Duplicate your image and convert it to grayscale two different ways, one to get the best results in the foreground, one for the background, and then merge the two resulting versions into a single image.
To make your image look like a selenium or other toned black and white, add a Hue/Saturation layer on the very top and click "Colorize", then move the Saturation down to no more than around five percent and adjust the Hue slider to taste.
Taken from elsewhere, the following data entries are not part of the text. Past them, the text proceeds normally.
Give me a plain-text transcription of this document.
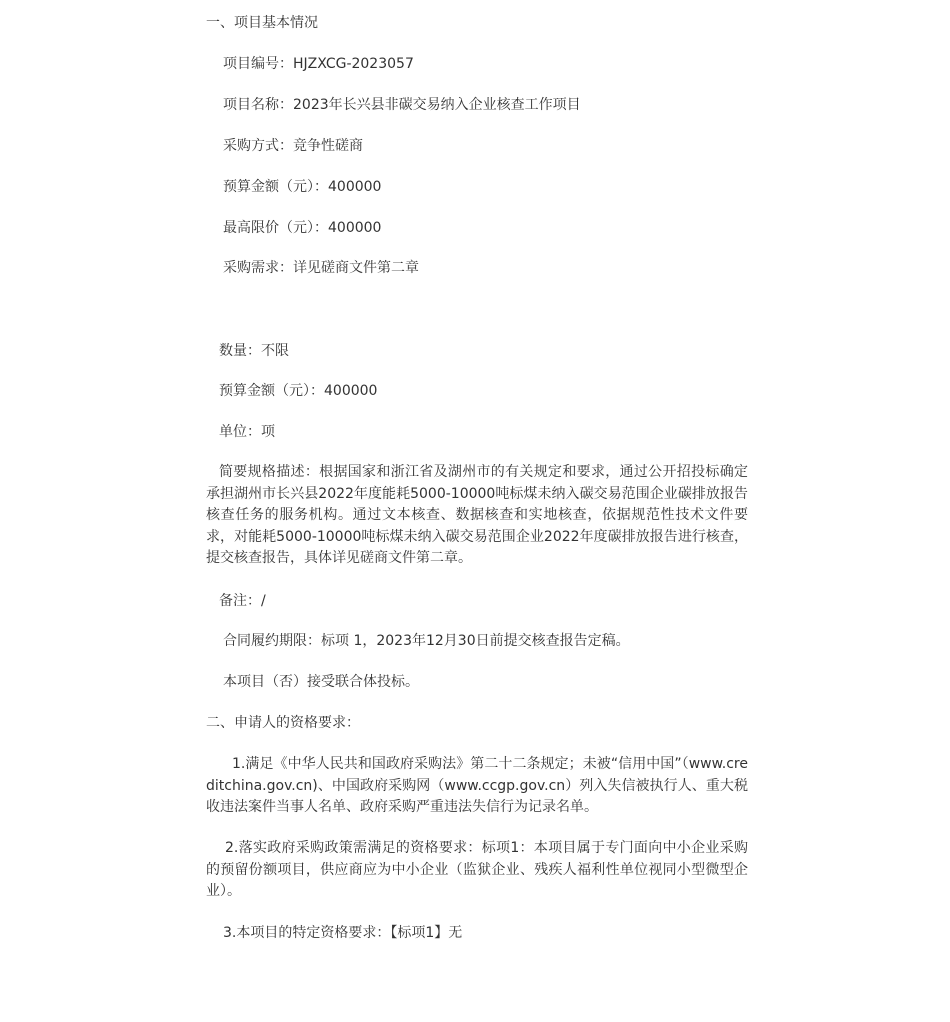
一、项目基本情况
项目编号：HJZXCG-2023057
项目名称：2023年长兴县非碳交易纳入企业核查工作项目
采购方式：竞争性磋商
预算金额（元）：400000
最高限价（元）：400000
采购需求：详见磋商文件第二章
数量：不限
预算金额（元）：400000
单位：项
简要规格描述：根据国家和浙江省及湖州市的有关规定和要求，通过公开招投标确定承担湖州市长兴县2022年度能耗5000-10000吨标煤未纳入碳交易范围企业碳排放报告核查任务的服务机构。通过文本核查、数据核查和实地核查，依据规范性技术文件要求，对能耗5000-10000吨标煤未纳入碳交易范围企业2022年度碳排放报告进行核查，提交核查报告，具体详见磋商文件第二章。
备注：/
合同履约期限：标项 1，2023年12月30日前提交核查报告定稿。
本项目（否）接受联合体投标。
二、申请人的资格要求：
1.满足《中华人民共和国政府采购法》第二十二条规定；未被“信用中国”（www.creditchina.gov.cn)、中国政府采购网（www.ccgp.gov.cn）列入失信被执行人、重大税收违法案件当事人名单、政府采购严重违法失信行为记录名单。
2.落实政府采购政策需满足的资格要求：标项1：本项目属于专门面向中小企业采购的预留份额项目，供应商应为中小企业（监狱企业、残疾人福利性单位视同小型微型企业）。
3.本项目的特定资格要求：【标项1】无
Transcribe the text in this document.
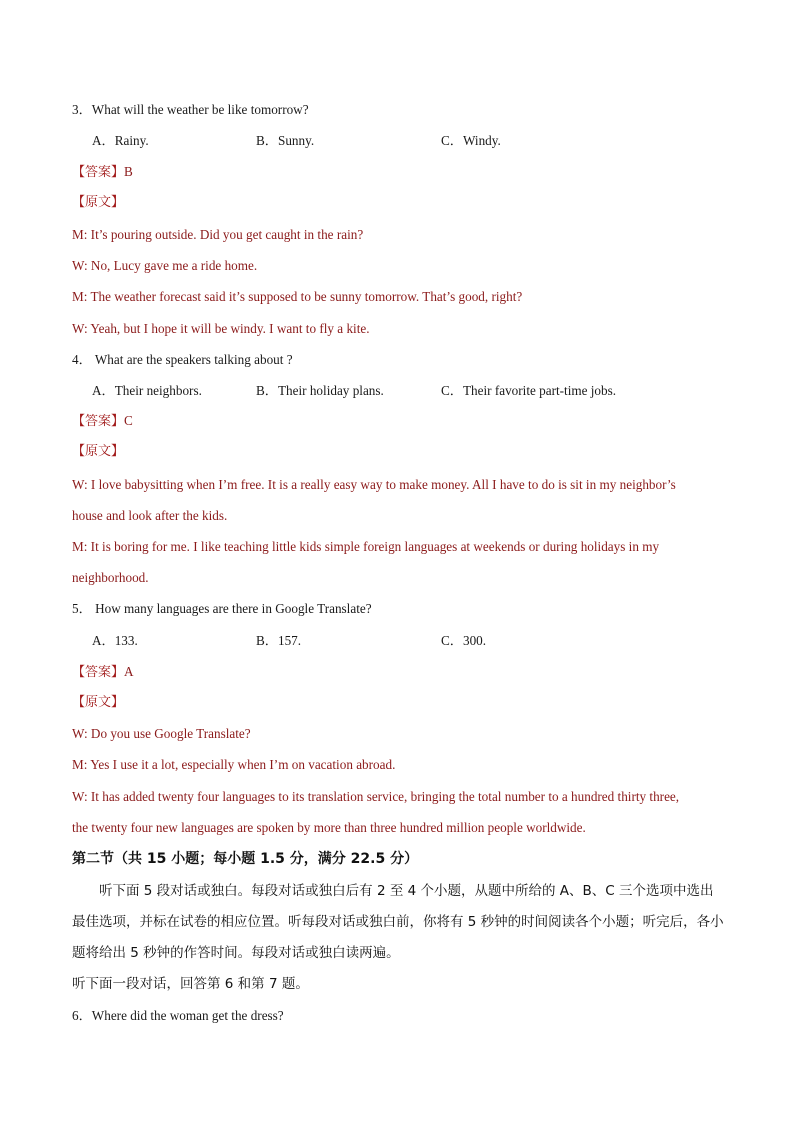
3．What will the weather be like tomorrow?
A．Rainy.	B．Sunny.	C．Windy.
【答案】B
【原文】
M: It’s pouring outside. Did you get caught in the rain?
W: No, Lucy gave me a ride home.
M: The weather forecast said it’s supposed to be sunny tomorrow. That’s good, right?
W: Yeah, but I hope it will be windy. I want to fly a kite.
4． What are the speakers talking about ?
A．Their neighbors.	B．Their holiday plans.	C．Their favorite part-time jobs.
【答案】C
【原文】
W: I love babysitting when I’m free. It is a really easy way to make money. All I have to do is sit in my neighbor’s
house and look after the kids.
M: It is boring for me. I like teaching little kids simple foreign languages at weekends or during holidays in my
neighborhood.
5． How many languages are there in Google Translate?
A．133.	B．157.	C．300.
【答案】A
【原文】
W: Do you use Google Translate?
M: Yes I use it a lot, especially when I’m on vacation abroad.
W: It has added twenty four languages to its translation service, bringing the total number to a hundred thirty three,
the twenty four new languages are spoken by more than three hundred million people worldwide.
第二节（共 15 小题；每小题 1.5 分，满分 22.5 分）
听下面 5 段对话或独白。每段对话或独白后有 2 至 4 个小题，从题中所给的 A、B、C 三个选项中选出最佳选项，并标在试卷的相应位置。听每段对话或独白前，你将有 5 秒钟的时间阅读各个小题；听完后，各小题将给出 5 秒钟的作答时间。每段对话或独白读两遍。
听下面一段对话，回答第 6 和第 7 题。
6．Where did the woman get the dress?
Tweaking each color channel with Hue/Saturation
Toning a B &l W image with Hue/Saturation colorized
After you've played with black and white conversion for a bit you should start to get a sense for what you need to do to bring out natural looking contrast but these ideas should give you at least a few places to start. Choose whichever one seems to work best for you, but be sure to revisit the other ideas down the road as you may well find a use for them as you develop your own workflow. Feel free to experiment too. That's part of the fun of the digital darkroom after all. Remember, you are creating a representation of reality here, not trying to accurately portray it. Reality is in color, so the moment we turn it into black and white we are able to take a great many liberties with tonality that we never could when working in color.
Back in the good old days of film, Ansel Adams was famous for employing a variety of means in the darkroom to optimize the contrast in his traditional black and white images. Photoshop provides the natural follow on to his legacy. I rather think Ansel would be quite impressed with what can be done today in the digital darkroom.